The contractions are furious. I am furious. I am scared. My husband and my doula both hunch over their smartphones, searching for facts about asthma inhalers and drug tests. In the background, my labor mix plays “I’m Coming Out” by Diana Ross. My birth plan is on the floor, wrinkled, footprints stamped onto the white paper. I want to run away, but I’m belted down to a labor bed and attached to a bunch of machinery, caught somewhere between a sob and a scream.
The nurses, who begin to look alike, are no longer friendly, and we have a lot of conversations that don’t make sense. It’s four, possibly five a.m., but who’s to say? Labor runs on Salvador Dalí time, and I’ve hit that point of sleeplessness where the world doesn’t feel real anymore.
My husband scrolls through pages of information about albuterol inhalers and drug tests. He shows his phone to every nurse who steps foot in the room.

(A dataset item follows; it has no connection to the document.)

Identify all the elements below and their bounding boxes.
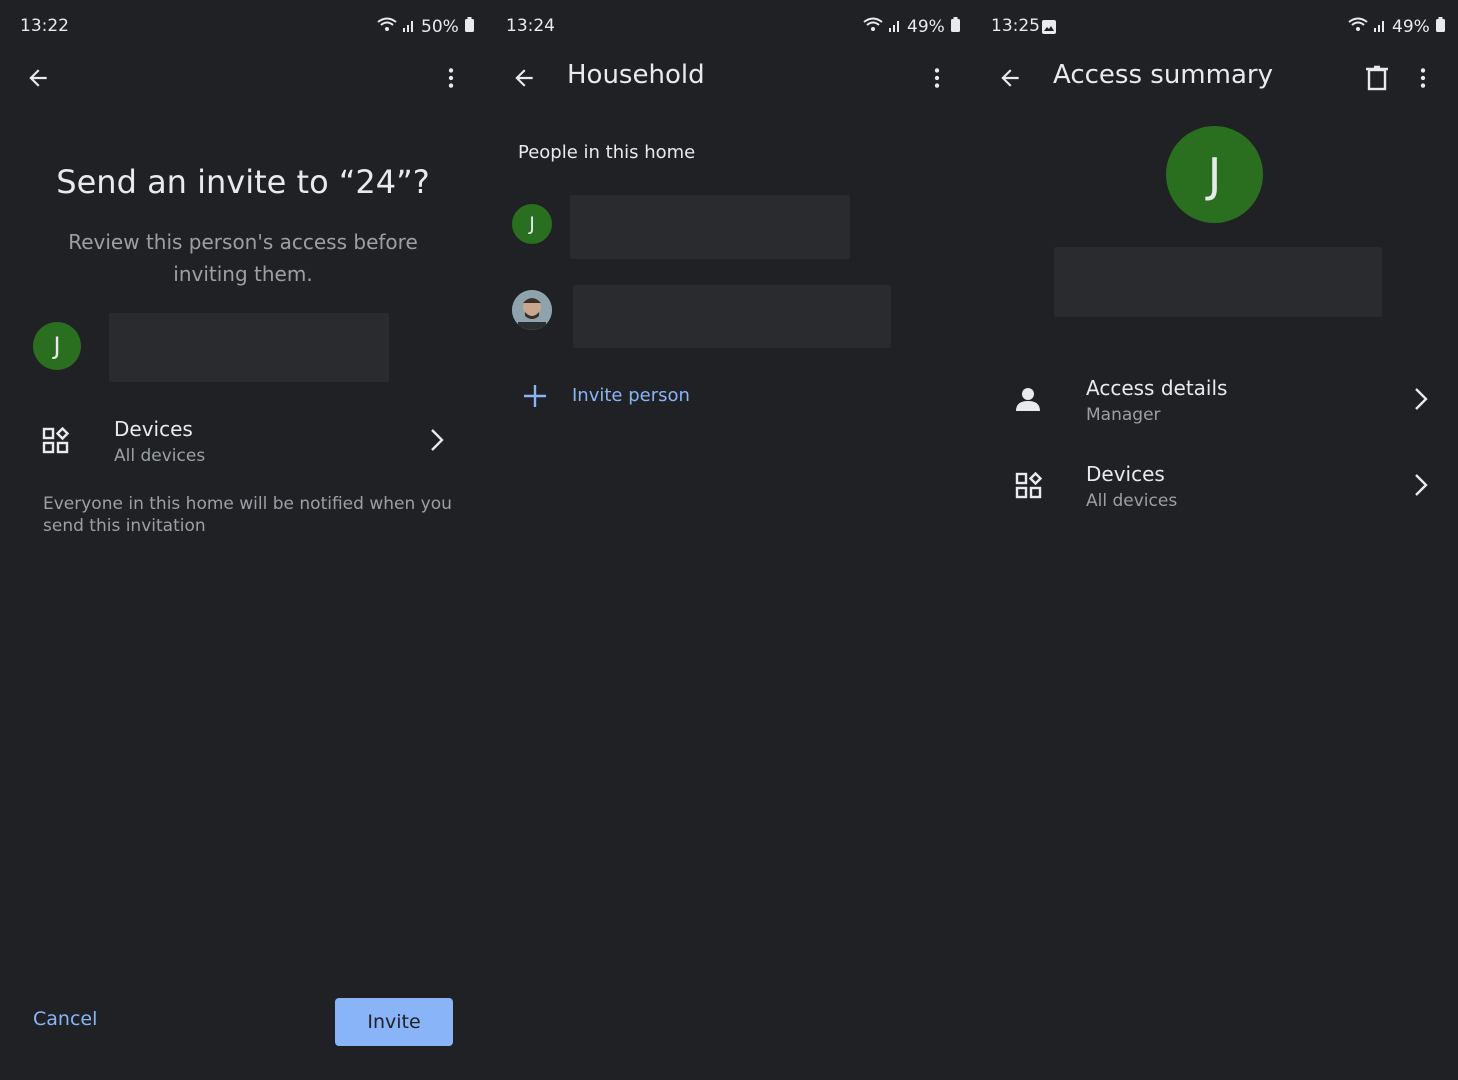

“See,” he points at a page from Drugs.com, then flips to CBS News stories about false positives, archives of reports, message boards with anecdotal evidence.
“Just give me one more test,” I plead. “I’ll prove it.”
I realize how much we sound like the prisoners who argue their innocence or patients in a mental institution who say they’re not crazy. The more I insist I’m not on drugs, the more I sound like I am.
“You can take this up with CPS,” a stone-faced nurse says.
Child Protective Services. A bolt of dread shoots through me as I remember the pregnancy announcement I sent to my loved ones and posted on Facebook six months ago. It seemed innocent enough. Bryan Cranston, the star of “Breaking Bad,” owns a movie theater in my town. When I ran into him at a film screening, I thought a photo with him would be the perfect way to announce my pregnancy and declare my love for the show, which is about a teacher-turned-methamphetamine dealer.
On the announcement, Bryan Cranston has one hand on my belly. “Breaking Baby,” the card reads in the style of the show’s logo, like elements in the periodic table. The bottom of the card modifies a memorable quote from the show: “I am the one who knocks up.”
In the shadow of my failed drug tests, a card celebrating a morally questionable meth cooker has become one of my most misguided ideas. If the folks at CPS want proof I’m an unfit parent, I’m handing it to them on quality card stock, stuffed inside a pretty envelope.
Eventually the long desert night becomes a smoldering July morning. The baby’s heartbeat drops until it almost stops, and my doctor is summoned. My son is born via emergency C-section at 9:56 a.m. He is whisked away to another room, my husband follows, and for the first time in ten months, I am alone.